As of 9:20 a.m. ET, Dow Jones Industrial Average futures fell 16 points to 12570, S&P 500 futures dipped 3.3 points to 1307 and Nasdaq 100 futures rose 0.25 point to 2426.
The markets are sitting at their highest level since July, bolstered by unexpectedly strong economic data and generally positive corporate earnings. Two big-name companies, however, failed to impress with their fourth-quarter results.
General Electric (GE), the U.S. conglomerate and Dow component, posted a per-share operating profit of 39 cents that topped expectations by a penny, but its $38 billion in revenue came in short of the $40 billion analysts forecast.
Search behemoth Google (GOOG) missed Wall Street's view on the top and bottom lines when it unveiled its results after the closing bell on Thursday. The Mountain View-based company's shares plunged in extended trading.
Other technology majors fared considerably better: Intel (INTC), IBM (IBM) and Microsoft (MSFT) all topped profit expectations when they posted their results after the closing bell on Thursday. However, as has been a trend this earnings season, revenues were more mixed.
Market participants were also keeping a close eye on negotiations between the Greek government and private creditors that are in their third day. Part of the country's rescue package from the European Union hinges on private bondholders taking a loss, something that has been agreed to in principle. The talks are now focused on the technical side of the so-called bond swap deal, in which some holders of Greek debt will voluntarily accept new bonds with different maturities and coupon payments.
However, if the talks fall through, the country may be forced to either push for an involuntary arrangement or risk losing its much-needed bailout tranche. Either case could trigger default conditions on debt insurance or cause an actual default, both of which could slam Europe's banks and financial system, analysts have said. The country's next major debt payment is slated for March.
The euro slumped 0.39% to $1.2919 following a three-day winning streak. The greenback was recently up 0.33% against a basket of six world currencies.
Commodities were mixed on the day. The benchmark crude oil contract fell 43 cents, or 0.43%, to $99.96 a barrel. Oil prices have been weak over the past three sessions as traders have trimmed down expectations for the risk posed by terse relations between Iran and the U.S. over that Strait of Hormuz in the Gulf, Olivier Jakob, Managing Director at Swiss-based Petromatrix, wrote in a note to clients on Friday.

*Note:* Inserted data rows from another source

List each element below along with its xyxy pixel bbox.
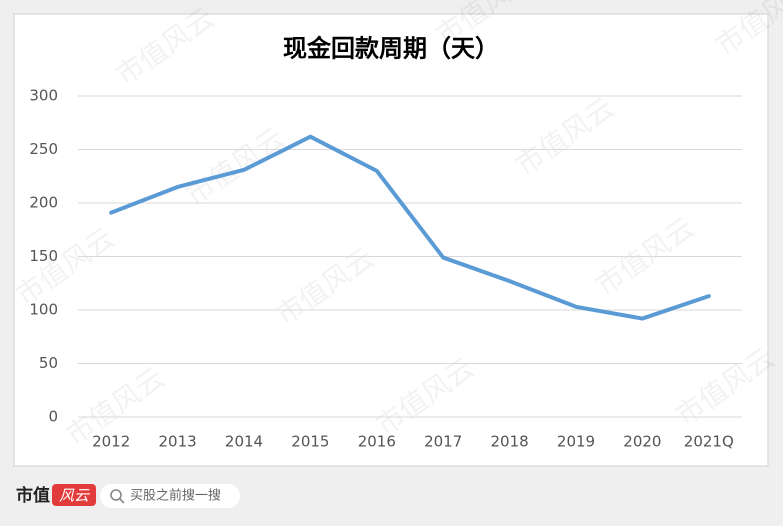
y-tick-label: 200 [29, 194, 58, 212]
y-tick-label: 0 [48, 408, 58, 426]
line [109, 134, 711, 321]
y-tick-label: 150 [29, 247, 58, 265]
x-tick-label: 2017 [424, 433, 462, 451]
x-tick-label: 2012 [92, 433, 130, 451]
x-tick-label: 2019 [557, 433, 595, 451]
chart-title: 现金回款周期（天） [283, 34, 499, 63]
x-tick-label: 2013 [159, 433, 197, 451]
brand: 市值 [16, 485, 50, 506]
chart-card [13, 13, 769, 467]
x-tick-label: 2021Q [684, 433, 734, 451]
x-tick-label: 2018 [491, 433, 529, 451]
x-tick-label: 2020 [623, 433, 661, 451]
search-placeholder[interactable]: 买股之前搜一搜 [130, 488, 221, 504]
brand-badge [52, 484, 96, 506]
y-tick-label: 100 [29, 301, 58, 319]
x-tick-label: 2014 [225, 433, 263, 451]
x-tick-label: 2016 [358, 433, 396, 451]
y-tick-label: 250 [29, 140, 58, 158]
search-icon [110, 489, 122, 501]
brand-accent: 风云 [59, 487, 90, 505]
y-tick-label: 300 [29, 87, 58, 105]
search-box[interactable] [100, 484, 240, 508]
search-icon [119, 498, 125, 504]
plot: 0 50 100 150 200 250 300 2012 2013 2014 2015 2016 20… [29, 87, 742, 451]
y-tick-label: 50 [39, 354, 58, 372]
x-tick-label: 2015 [291, 433, 329, 451]
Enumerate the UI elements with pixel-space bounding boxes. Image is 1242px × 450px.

Wholesale RBOB gasoline rose 0.04% to $2.817 a gallon. In metals, gold dipped $1.30, or 0.08%, to $1,653 a troy ounce.
On the economic front, a report on existing home sales is on tap for 10:00 a.m. ET. Sales may have risen in December to an annualized pace of 4.7 million units from 4.4 million in November, economists said ahead of the release. The housing sector has struggled with high supplies, still tepid demand and tight conditions in lending markets.
European blue chips fell 0.54%, the English FTSE 100 slumped 0.11% to 5,735 and the German DAX fell 0.39% to 6,491.
In Asia, the Japanese Nikkei 225 rallied 1.5% to 8,766 and the Chinese Hang Seng climbed 0.84% to 20,110.